The overtime exemption for a "live-in" direct care worker, which is separate from the companionship exemption, is also affected. This exemption only applies to workers who actually reside in an elderly or ill person's home permanently or for extended periods of time. Though the DOL has always allowed an individual employer and worker to enter into a voluntary agreement excluding from hours worked the worker's sleep time, under the Final Rule, written agreements are "strongly suggested" by the DOL, individuals and families must maintain records showing the exact number of hours worked, and workers must be paid at no less than the federal minimum wage for each of these hours.  For example, an individual must have a written agreement to pay a live-in worker a daily rate of $125 per day (which exceeds the current federal minimum wage rate for 16 hours worked, if the worker receives at least five hours of uninterrupted sleep, qualifying for an 8-hour reduction in actual hours worked). This daily rate may be lower if additional "duty-free" hours are deducted from hours worked. The daily rate will be higher in states where the minimum wage rate is higher. If an employment agency is the joint employer with the individual of a live-in worker, the agency will be liable for any hours over 40 per week at one and one-half the worker's regular rate, even though the individual employer will not be held liable.

How Will This Affect Individuals and Families?

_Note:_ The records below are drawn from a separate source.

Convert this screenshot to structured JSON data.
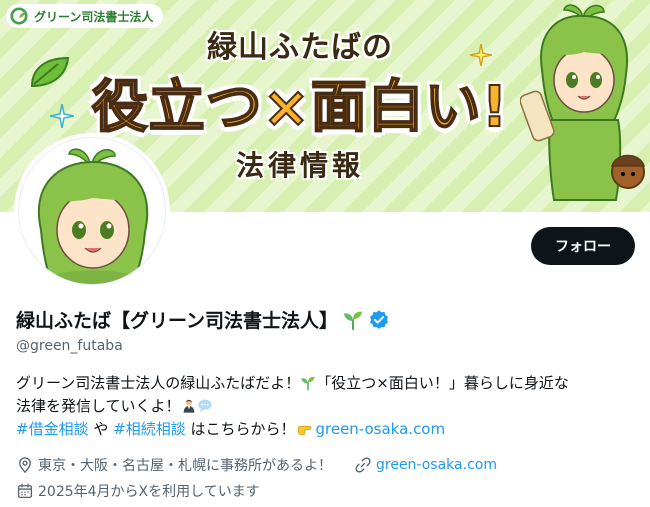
{
  "banner": {
    "brand": "グリーン司法書士法人",
    "title_small": "緑山ふたばの",
    "title_big": "役立つ×面白い!",
    "title_sub": "法律情報"
  },
  "follow_label": "フォロー",
  "profile": {
    "display_name": "緑山ふたば【グリーン司法書士法人】",
    "handle": "@green_futaba",
    "name_icons": [
      "sprout-icon",
      "verified-badge-icon"
    ]
  },
  "bio": {
    "line1_text": "グリーン司法書士法人の緑山ふたばだよ！",
    "line1_after_sprout": "「役立つ×面白い！」暮らしに身近な",
    "line2_text": "法律を発信していくよ！",
    "line2_icons": [
      "lawyer-icon",
      "speech-bubble-icon"
    ],
    "hashtag1": "#借金相談",
    "joiner": " や ",
    "hashtag2": "#相続相談",
    "line3_text": " はこちらから！",
    "line3_icon": "pointing-hand-icon",
    "link": "green-osaka.com"
  },
  "meta": {
    "location": "東京・大阪・名古屋・札幌に事務所があるよ！",
    "website": "green-osaka.com",
    "joined": "2025年4月からXを利用しています"
  },
  "colors": {
    "accent": "#1d9bf0",
    "follow_bg": "#0f1419",
    "secondary_text": "#536471",
    "banner_green": "#d8efb2",
    "title_yellow": "#f7b32b"
  }
}
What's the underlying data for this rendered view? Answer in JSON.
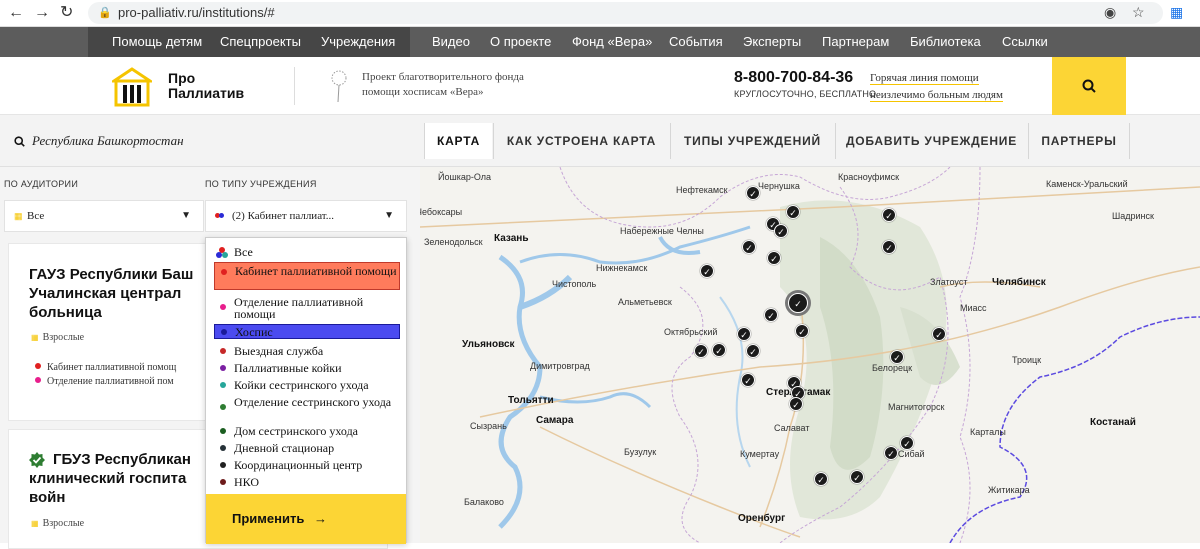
{
  "browser": {
    "url": "pro-palliativ.ru/institutions/#"
  },
  "topmenu": {
    "items": [
      "Помощь детям",
      "Спецпроекты",
      "Учреждения",
      "Видео",
      "О проекте",
      "Фонд «Вера»",
      "События",
      "Эксперты",
      "Партнерам",
      "Библиотека",
      "Ссылки"
    ]
  },
  "header": {
    "logo_line1": "Про",
    "logo_line2": "Паллиатив",
    "fund_line1": "Проект благотворительного фонда",
    "fund_line2": "помощи хосписам «Вера»",
    "phone": "8-800-700-84-36",
    "phone_sub": "КРУГЛОСУТОЧНО, БЕСПЛАТНО",
    "hotline_line1": "Горячая линия помощи",
    "hotline_line2": "неизлечимо больным людям"
  },
  "tabbar": {
    "region": "Республика Башкортостан",
    "tabs": [
      "КАРТА",
      "КАК УСТРОЕНА КАРТА",
      "ТИПЫ УЧРЕЖДЕНИЙ",
      "ДОБАВИТЬ УЧРЕЖДЕНИЕ",
      "ПАРТНЕРЫ"
    ]
  },
  "filters": {
    "audience_label": "ПО АУДИТОРИИ",
    "audience_value": "Все",
    "type_label": "ПО ТИПУ УЧРЕЖДЕНИЯ",
    "type_value": "(2) Кабинет паллиат..."
  },
  "cards": [
    {
      "title_lines": [
        "ГАУЗ Республики Баш",
        "Учалинская централ",
        "больница"
      ],
      "tag": "Взрослые",
      "items": [
        "Кабинет паллиативной помощ",
        "Отделение паллиативной пом"
      ]
    },
    {
      "title_lines": [
        "ГБУЗ Республикан",
        "клинический госпита",
        "войн"
      ],
      "tag": "Взрослые"
    }
  ],
  "dropdown": {
    "items": [
      {
        "label": "Все",
        "color": "#7b61ff"
      },
      {
        "label": "Кабинет паллиативной помощи",
        "color": "#e02020"
      },
      {
        "label": "Отделение паллиативной помощи",
        "color": "#e81e8c"
      },
      {
        "label": "Хоспис",
        "color": "#2b2bd6"
      },
      {
        "label": "Выездная служба",
        "color": "#c62828"
      },
      {
        "label": "Паллиативные койки",
        "color": "#7b1fa2"
      },
      {
        "label": "Койки сестринского ухода",
        "color": "#26a69a"
      },
      {
        "label": "Отделение сестринского ухода",
        "color": "#2e7d32"
      },
      {
        "label": "Дом сестринского ухода",
        "color": "#1b5e20"
      },
      {
        "label": "Дневной стационар",
        "color": "#263238"
      },
      {
        "label": "Координационный центр",
        "color": "#212121"
      },
      {
        "label": "НКО",
        "color": "#6d1b1b"
      }
    ],
    "apply_label": "Применить"
  },
  "map": {
    "cities": [
      "Йошкар-Ола",
      "Чебоксары",
      "Зеленодольск",
      "Казань",
      "Набережные Челны",
      "Нижнекамск",
      "Чистополь",
      "Альметьевск",
      "Октябрьский",
      "Ульяновск",
      "Димитровград",
      "Тольятти",
      "Самара",
      "Сызрань",
      "Бузулук",
      "Балаково",
      "Оренбург",
      "Кумертау",
      "Салават",
      "Стерлитамак",
      "Белорецк",
      "Магнитогорск",
      "Карталы",
      "Сибай",
      "Златоуст",
      "Миасс",
      "Челябинск",
      "Троицк",
      "Костанай",
      "Житикара",
      "Нефтекамск",
      "Чернушка",
      "Красноуфимск",
      "Каменск-Уральский",
      "Шадринск"
    ]
  },
  "colors": {
    "accent_yellow": "#fcd535",
    "menu_dark": "#464646",
    "menu": "#5c5c5c",
    "highlight_red": "#ff7b5c",
    "highlight_blue": "#4b4bf0"
  }
}
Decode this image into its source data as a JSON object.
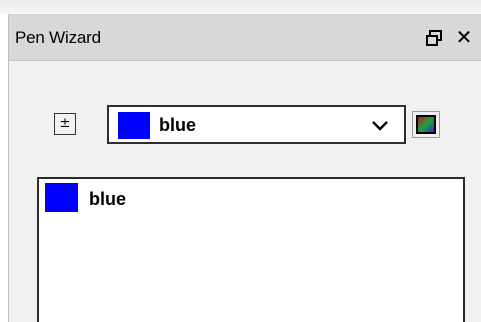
{
  "window": {
    "title": "Pen Wizard",
    "close_glyph": "✕",
    "float_icon": "restore-window-icon"
  },
  "toolbar": {
    "expand_glyph": "±",
    "combo": {
      "selected": "blue",
      "swatch_color": "#0000ff",
      "arrow_icon": "chevron-down-icon"
    },
    "palette_icon": "color-palette-icon"
  },
  "list": {
    "items": [
      {
        "label": "blue",
        "color": "#0000ff"
      }
    ]
  },
  "colors": {
    "titlebar": "#d8d8d8",
    "panel": "#f1f1f1"
  }
}
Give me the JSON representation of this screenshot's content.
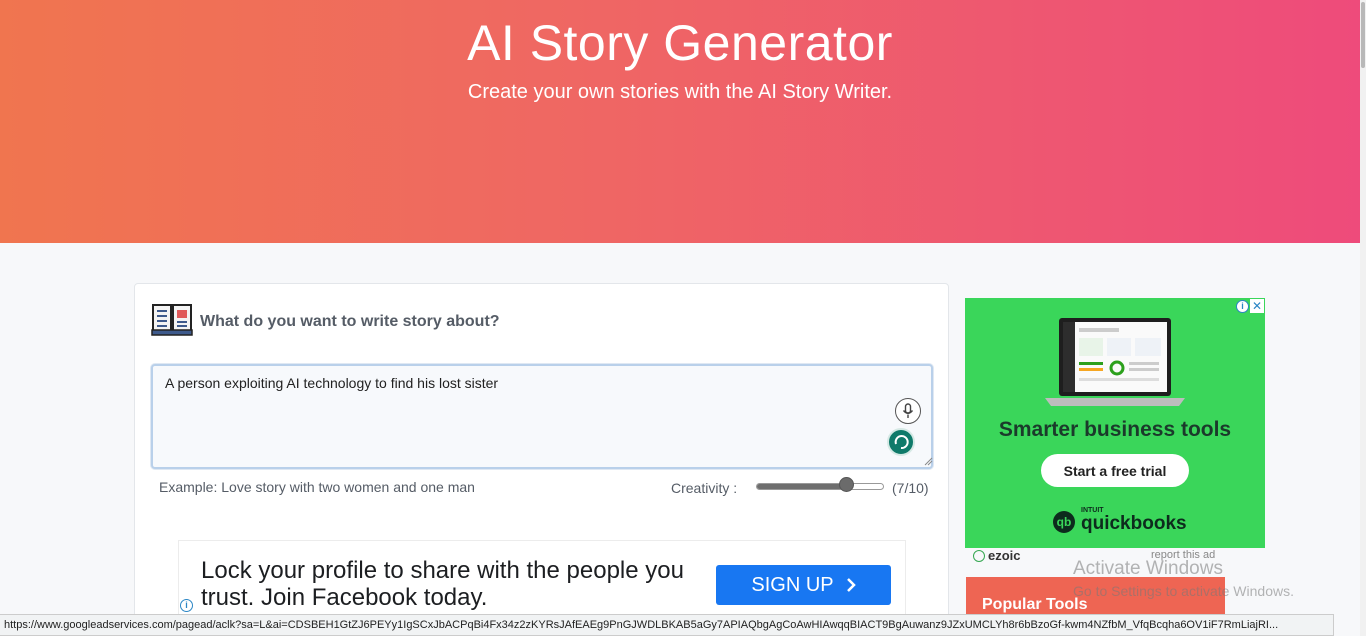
{
  "hero": {
    "title": "AI Story Generator",
    "subtitle": "Create your own stories with the AI Story Writer."
  },
  "form": {
    "question": "What do you want to write story about?",
    "input_value": "A person exploiting AI technology to find his lost sister",
    "example": "Example: Love story with two women and one man",
    "creativity_label": "Creativity :",
    "creativity_value_text": "(7/10)",
    "creativity_level": 0.7
  },
  "fb_ad": {
    "text": "Lock your profile to share with the people you trust. Join Facebook today.",
    "signup_label": "SIGN UP",
    "brand_color": "#1877f2"
  },
  "side_ad": {
    "headline": "Smarter business tools",
    "cta": "Start a free trial",
    "brand_small": "INTUIT",
    "brand": "quickbooks",
    "ezoic_label": "ezoic",
    "report_label": "report this ad"
  },
  "sidebar": {
    "popular_tools": "Popular Tools"
  },
  "watermark": {
    "title": "Activate Windows",
    "subtitle": "Go to Settings to activate Windows."
  },
  "status_bar": {
    "url": "https://www.googleadservices.com/pagead/aclk?sa=L&ai=CDSBEH1GtZJ6PEYy1IgSCxJbACPqBi4Fx34z2zKYRsJAfEAEg9PnGJWDLBKAB5aGy7APIAQbgAgCoAwHIAwqqBIACT9BgAuwanz9JZxUMCLYh8r6bBzoGf-kwm4NZfbM_VfqBcqha6OV1iF7RmLiajRI..."
  },
  "colors": {
    "hero_start": "#f0754f",
    "hero_end": "#ee4b7b",
    "ad_green": "#3ad65a",
    "popular_bg": "#ee6553"
  }
}
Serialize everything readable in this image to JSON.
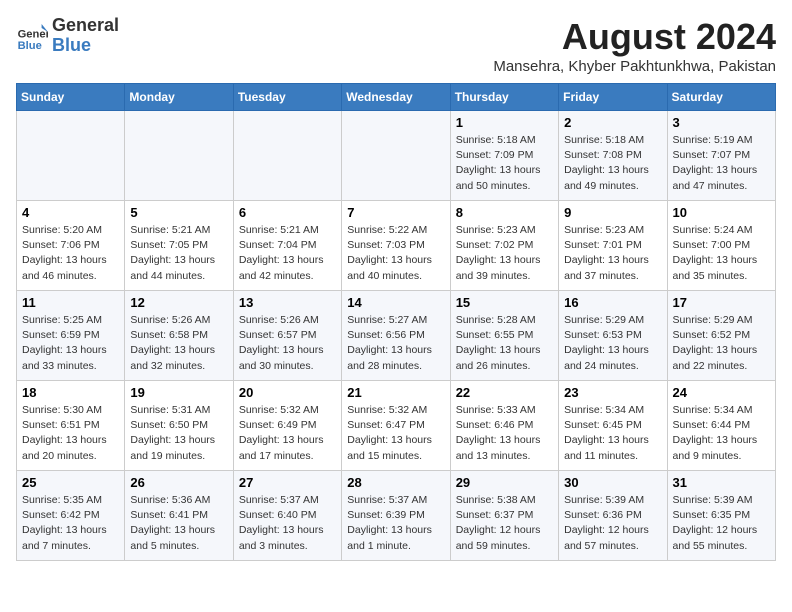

  1. The DOL admits that given the sharp reduction in care services permitted to only 20% of a worker's weekly hours worked, "it is  likely that almost all HHAs [home health aides] and many PCAs [personal care workers] will not be exempt under the Act."  Although the DOL believes that the delayed effective date until January 1, 2015, "will allow time for state budgets and other component of the public funding systems that support home care to adjust," this offers little solace to individuals and families who are "private pay" consumers of home care or who are using limited amount long-term care insurance. 
  2. To protect against having to pay overtime, individuals and families will have to make scheduling changes, hire and train additional workers, and modify worker service agreements.
  3. To protect against governmental wage and hour audits and lawsuits by plaintiffs' lawyers, individuals and families will have to keep contemporaneous records of hours worked and monitor any unpaid duty-free hours to verify that the worker is not being called to duty during that time. Though the worker can be asked to account for all hours worked, the burden of proving hours worked never shifts to the worker. In the cases we have defended, government auditors and plaintiffs' lawyers have claimed that time records were incomplete, the records were inaccurate, the workers did not know their rights, the workers objected but no corrections were made, and workers were coerced into signing their timesheets for fear of losing their jobs.
  4. To protect in defending against wage and hour lawsuits, individual employers will want to enter into written employment agreements with their workers, setting forth, among other things, the worker's pay rate per hour even if paid a weekly salary, whether the salary includes any overtime hours at time and one-half, the  specific hours scheduled for work and duty-free time, the worker's obligation to record  all hours worked each week, and the worker's obligation to bring to the employer's immediate attention any hours worked for which he or she was not paid.